Contrary to Superman’s not-so-subtle urging for the dismantling of teacher unions, The Teacher Salary Project team advocates for the increase of teacher wages. “Raising effective teachers’ salaries, and keeping them in the classroom, is the most important thing we can do to preserve our democracy,” Calegari argues, “We need to create an overwhelming movement that says to everyone that teachers need to have a new day. A day with a seriously prestigious profession, that is wildly competitive, with strong and inspiring leadership, meaningful development, and legitimate financial rewards and incentives.”
Abeles urges for similar changes in Race to Nowhere, where she emphasizes the need for a more personalized curriculum that permits teachers flexibility in the classroom and encourages more creative approaches, such as project-based learning. Moreover, Race to Nowhere suggests that a reevaluation of our capitalistic focus on creating an academically competitive youth is essential. Abeles’ film suggests that America’s incessant dependence on test results to measure knowledge and achievement is rapidly destroying students’ overall health and eagerness to learn. Thus, the call for a greater emphasis on more uniquely tailored methods of teaching will serve to benefit both educators and the students they instruct.
In other words, the two projects suggest, Guggenheim gets it utterly wrong – it is about the funding, it is about sustainable-living wages, and it is about providing students with a customized, challenging curriculum that does not equate them or their teachers to a group of homogenous androids.
Collectively, the films serve to illustrate the true complexity of today’s education crisis.
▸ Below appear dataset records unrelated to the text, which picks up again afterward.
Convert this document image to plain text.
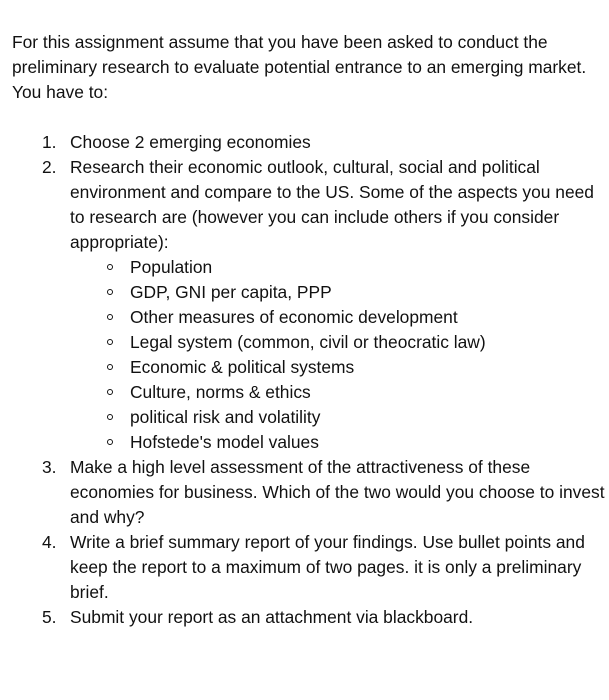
For this assignment assume that you have been asked to conduct the preliminary research to evaluate potential entrance to an emerging market. You have to:

1. Choose 2 emerging economies
2. Research their economic outlook, cultural, social and political environment and compare to the US. Some of the aspects you need to research are (however you can include others if you consider appropriate):
Population
GDP, GNI per capita, PPP
Other measures of economic development
Legal system (common, civil or theocratic law)
Economic & political systems
Culture, norms & ethics
political risk and volatility
Hofstede's model values
3. Make a high level assessment of the attractiveness of these economies for business. Which of the two would you choose to invest and why?
4. Write a brief summary report of your findings. Use bullet points and keep the report to a maximum of two pages. it is only a preliminary brief.
5. Submit your report as an attachment via blackboard.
Both show that placing blame on educators and their unions is not only a gross oversimplification of the current circumstances, but in fact is a disservice to those teachers who make substantial financial sacrifices with very little return.
With 2010 being deemed the year of education films and Superman at the forefront, make sure to watch these alternatives that offer a different perspective on the call for education reform.